Wie bewertet nach Kenntnis der Bundesregierung die Geschäftsführung der Flughafen München GmbH bzw. die Geschäftsführung der FMG-Tochtergesellschaft „Munich Airport International GmbH“ die aktuellen Geschehnisse in der honduranischen Region Tocoa, die teils direkt, teils indirekt mit den dortigen Bergbauprojekten ihres Geschäftspartners Lenir Pérez in Verbindung gebracht werden?

22

In welchem Verhältnis steht aus Sicht der Bundesregierung das deutsche Engagement in der Entwicklungszusammenarbeit in Honduras zu den jahrelangen Protesten der indigenen Bevölkerung gegen die Umweltzerstörung und Wasserverschmutzung durch die Bergbauunternehmen von Lenir Pérez in dieser Region?

23

Unterstützt die GIZ GmbH nach Kenntnis der Bundesregierung mit ihrem landesweit ausgerichteten Projekt „Bearbeitung von Ressourcenkonflikten und zur Förderung einer Dialogkultur“ auch die Bevölkerung in der Konfliktregion Tocoa,

a) wenn ja, mit welchen Erfahrungen bzw.

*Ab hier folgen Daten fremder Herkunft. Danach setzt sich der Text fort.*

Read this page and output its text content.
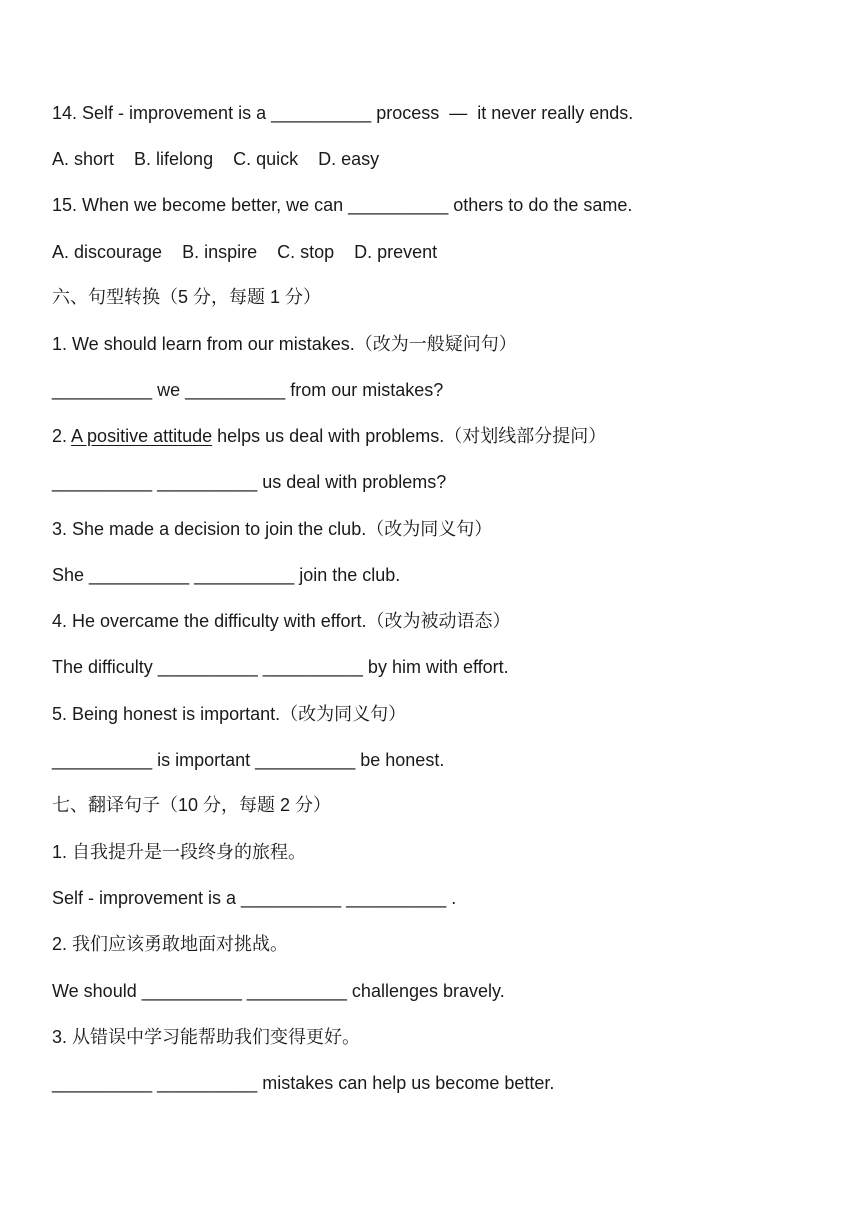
14. Self - improvement is a __________ process  —  it never really ends.
A. short    B. lifelong    C. quick    D. easy
15. When we become better, we can __________ others to do the same.
A. discourage    B. inspire    C. stop    D. prevent
六、句型转换（5 分，每题 1 分）
1. We should learn from our mistakes.（改为一般疑问句）
__________ we __________ from our mistakes?
2. A positive attitude helps us deal with problems.（对划线部分提问）
__________ __________ us deal with problems?
3. She made a decision to join the club.（改为同义句）
She __________ __________ join the club.
4. He overcame the difficulty with effort.（改为被动语态）
The difficulty __________ __________ by him with effort.
5. Being honest is important.（改为同义句）
__________ is important __________ be honest.
七、翻译句子（10 分，每题 2 分）
1. 自我提升是一段终身的旅程。
Self - improvement is a __________ __________ .
2. 我们应该勇敢地面对挑战。
We should __________ __________ challenges bravely.
3. 从错误中学习能帮助我们变得更好。
__________ __________ mistakes can help us become better.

Erkenntnissen bisher,

b) wenn nein, aus welchen Gründen nicht?

24

Welche Möglichkeiten der Intervention sind nach Ansicht der Bundesregierung drüber hinaus denkbar, um als Gesellschafterin der FMG gegenüber dem MAI-Kooperationspartner Lenir Pérez Einfluss zu nehmen und Konfliktlösungsstrategien zu entwickeln, die im Sinne von Transparenz, Demokratie, Menschenrechten und ökologischer Nachhaltigkeit wirksam werden?